Now let's implement the same network in PyTorch for comparison.

In [None]:
# Define model in PyTorch
class MNISTNet(nn.Module):
    def __init__(self):
        super(MNISTNet, self).__init__()
        self.fc1 = nn.Linear(784, 128)
        self.fc2 = nn.Linear(128, 64)
        self.fc3 = nn.Linear(64, 10)
        self.relu = nn.ReLU()
    
    def forward(self, x):
        x = self.relu(self.fc1(x))
        x = self.relu(self.fc2(x))
        x = self.fc3(x)  # No softmax (included in loss)
        return x

# Create model
device = torch.device('cuda' if torch.cuda.is_available() else 'cpu')
model_torch = MNISTNet().to(device)

print(model_torch)
print(f"\nTraining on: {device}")

In [None]:
# Prepare data for PyTorch
X_train_torch = torch.FloatTensor(X_train_mnist)
y_train_torch = torch.LongTensor(y_train_mnist)
X_test_torch = torch.FloatTensor(X_test_mnist)
y_test_torch = torch.LongTensor(y_test_mnist)

# Create data loaders
train_dataset = TensorDataset(X_train_torch, y_train_torch)
train_loader = DataLoader(train_dataset, batch_size=128, shuffle=True)

# Loss and optimizer
criterion = nn.CrossEntropyLoss()
optimizer = optim.Adam(model_torch.parameters(), lr=0.001)

# Training loop
epochs = 10
train_losses = []
train_accuracies = []

for epoch in range(epochs):
    model_torch.train()
    epoch_loss = 0
    correct = 0
    total = 0
    
    for batch_X, batch_y in train_loader:
        batch_X, batch_y = batch_X.to(device), batch_y.to(device)
        
        # Forward pass
        outputs = model_torch(batch_X)
        loss = criterion(outputs, batch_y)
        
        # Backward pass
        optimizer.zero_grad()
        loss.backward()
        optimizer.step()
        
        # Track metrics
        epoch_loss += loss.item()
        _, predicted = torch.max(outputs.data, 1)
        total += batch_y.size(0)
        correct += (predicted == batch_y).sum().item()
    
    avg_loss = epoch_loss / len(train_loader)
    accuracy = correct / total
    train_losses.append(avg_loss)
    train_accuracies.append(accuracy)
    
    print(f"Epoch {epoch+1}/{epochs} - Loss: {avg_loss:.4f}, Accuracy: {accuracy:.4f}")

# Evaluate
model_torch.eval()
with torch.no_grad():
    X_test_device = X_test_torch.to(device)
    y_test_device = y_test_torch.to(device)
    outputs = model_torch(X_test_device)
    _, predicted = torch.max(outputs.data, 1)
    test_accuracy = (predicted == y_test_device).sum().item() / y_test_device.size(0)
    print(f"\nTest Accuracy: {test_accuracy:.4f}")

In [None]:
# Plot PyTorch training
fig, axes = plt.subplots(1, 2, figsize=(14, 5))

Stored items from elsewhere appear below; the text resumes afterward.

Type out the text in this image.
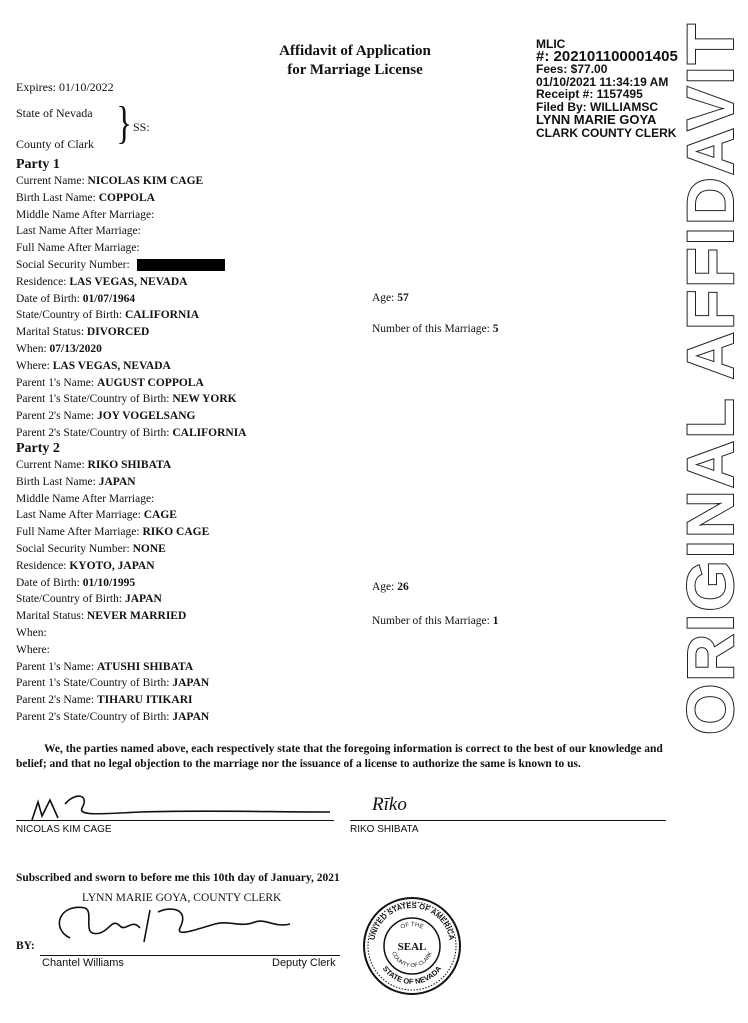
Affidavit of Application
for Marriage License
MLIC
#: 202101100001405
Fees: $77.00
01/10/2021 11:34:19 AM
Receipt #: 1157495
Filed By: WILLIAMSC
LYNN MARIE GOYA
CLARK COUNTY CLERK
Expires: 01/10/2022
State of Nevada
County of Clark } SS:
Party 1
Current Name: NICOLAS KIM CAGE
Birth Last Name: COPPOLA
Middle Name After Marriage:
Last Name After Marriage:
Full Name After Marriage:
Social Security Number:
Residence: LAS VEGAS, NEVADA
Date of Birth: 01/07/1964
State/Country of Birth: CALIFORNIA
Marital Status: DIVORCED
When: 07/13/2020
Where: LAS VEGAS, NEVADA
Parent 1's Name: AUGUST COPPOLA
Parent 1's State/Country of Birth: NEW YORK
Parent 2's Name: JOY VOGELSANG
Parent 2's State/Country of Birth: CALIFORNIA
Age: 57
Number of this Marriage: 5
Party 2
Current Name: RIKO SHIBATA
Birth Last Name: JAPAN
Middle Name After Marriage:
Last Name After Marriage: CAGE
Full Name After Marriage: RIKO CAGE
Social Security Number: NONE
Residence: KYOTO, JAPAN
Date of Birth: 01/10/1995
State/Country of Birth: JAPAN
Marital Status: NEVER MARRIED
When:
Where:
Parent 1's Name: ATUSHI SHIBATA
Parent 1's State/Country of Birth: JAPAN
Parent 2's Name: TIHARU ITIKARI
Parent 2's State/Country of Birth: JAPAN
Age: 26
Number of this Marriage: 1	ORIGINAL AFFIDAVIT
We, the parties named above, each respectively state that the foregoing information is correct to the best of our knowledge and belief; and that no legal objection to the marriage nor the issuance of a license to authorize the same is known to us.
NICOLAS KIM CAGE
Rīko
RIKO SHIBATA
Subscribed and sworn to before me this 10th day of January, 2021
LYNN MARIE GOYA, COUNTY CLERK
BY:
Chantel Williams	Deputy Clerk
UNITED STATES OF AMERICA
STATE OF NEVADA
OF THE
COUNTY OF CLARK
SEAL
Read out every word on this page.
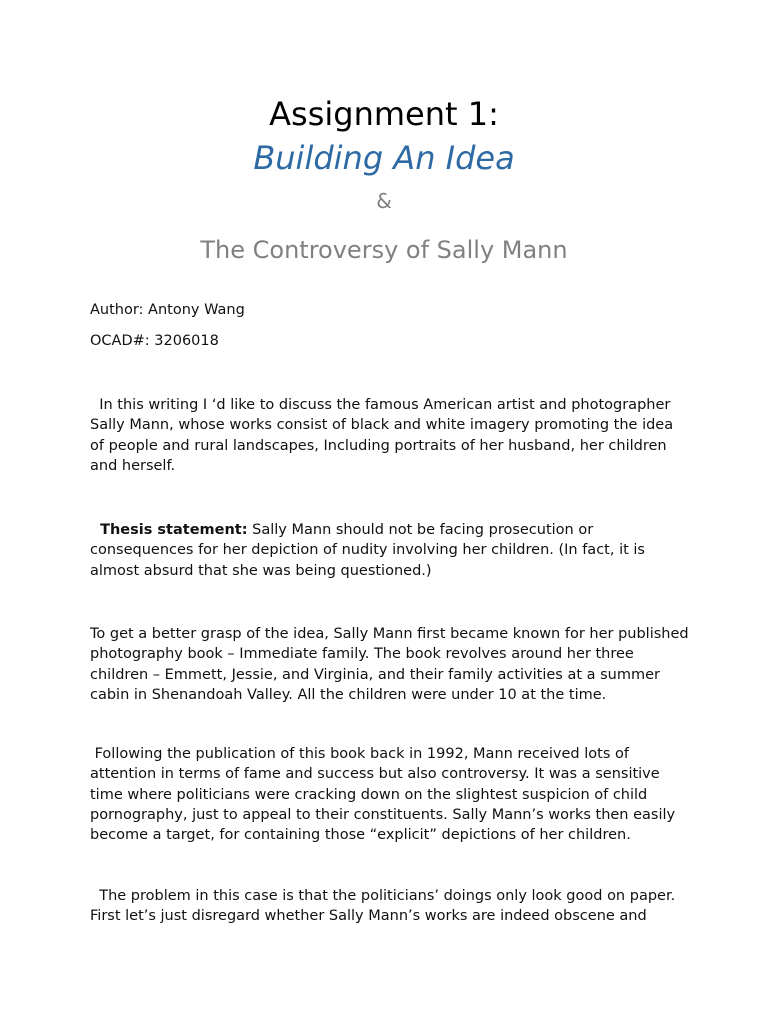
Assignment 1:
Building An Idea
&
The Controversy of Sally Mann
Author: Antony Wang
OCAD#: 3206018

In this writing I ‘d like to discuss the famous American artist and photographer Sally Mann, whose works consist of black and white imagery promoting the idea of people and rural landscapes, Including portraits of her husband, her children and herself.

Thesis statement: Sally Mann should not be facing prosecution or consequences for her depiction of nudity involving her children. (In fact, it is almost absurd that she was being questioned.)

To get a better grasp of the idea, Sally Mann first became known for her published photography book – Immediate family. The book revolves around her three children – Emmett, Jessie, and Virginia, and their family activities at a summer cabin in Shenandoah Valley. All the children were under 10 at the time.

Following the publication of this book back in 1992, Mann received lots of attention in terms of fame and success but also controversy. It was a sensitive time where politicians were cracking down on the slightest suspicion of child pornography, just to appeal to their constituents. Sally Mann’s works then easily become a target, for containing those “explicit” depictions of her children.

The problem in this case is that the politicians’ doings only look good on paper. First let’s just disregard whether Sally Mann’s works are indeed obscene and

axes[0].plot(train_losses)
axes[0].set_xlabel('Epoch')
axes[0].set_ylabel('Loss')
axes[0].set_title('PyTorch Training Loss')
axes[0].grid(True, alpha=0.3)

axes[1].plot(train_accuracies)
axes[1].set_xlabel('Epoch')
axes[1].set_ylabel('Accuracy')
axes[1].set_title('PyTorch Training Accuracy')
axes[1].grid(True, alpha=0.3)

plt.tight_layout()
plt.show()

## Key Takeaways

1. **Neural networks** are composed of layers of artificial neurons
2. **Forward propagation** computes predictions layer by layer
3. **Backpropagation** efficiently computes gradients using the chain rule
4. **Activation functions** introduce non-linearity (ReLU is most common)
5. **Weight initialization** matters for training stability
6. **Learning rate** controls update step size
7. **Keras** provides high-level API for quick prototyping
8. **PyTorch** offers more flexibility and control
9. Both frameworks handle **GPU acceleration** automatically
10. **MNIST** is a great starting point for image classification

## Exercises

1. **Activation Comparison**: Train networks with different activation functions (sigmoid, tanh, ReLU) and compare
2. **Architecture Search**: Try different numbers of layers and neurons
3. **Learning Rate**: Experiment with different learning rates (0.001, 0.01, 0.1, 1.0)
4. **Batch Size**: Compare training with different batch sizes
5. **Regularization**: Add L2 regularization to prevent overfitting
6. **Dropout**: Implement dropout in both frameworks
7. **Custom Dataset**: Apply these techniques to Fashion-MNIST or CIFAR-10
8. **Visualization**: Visualize learned weights in the first layer

## Next Steps

In Lab 2, we'll explore:
- Advanced optimization techniques
- Batch normalization
- Dropout and regularization
- Deep network architectures
- Training best practices

Great job! You've built your first neural networks from scratch and with modern frameworks.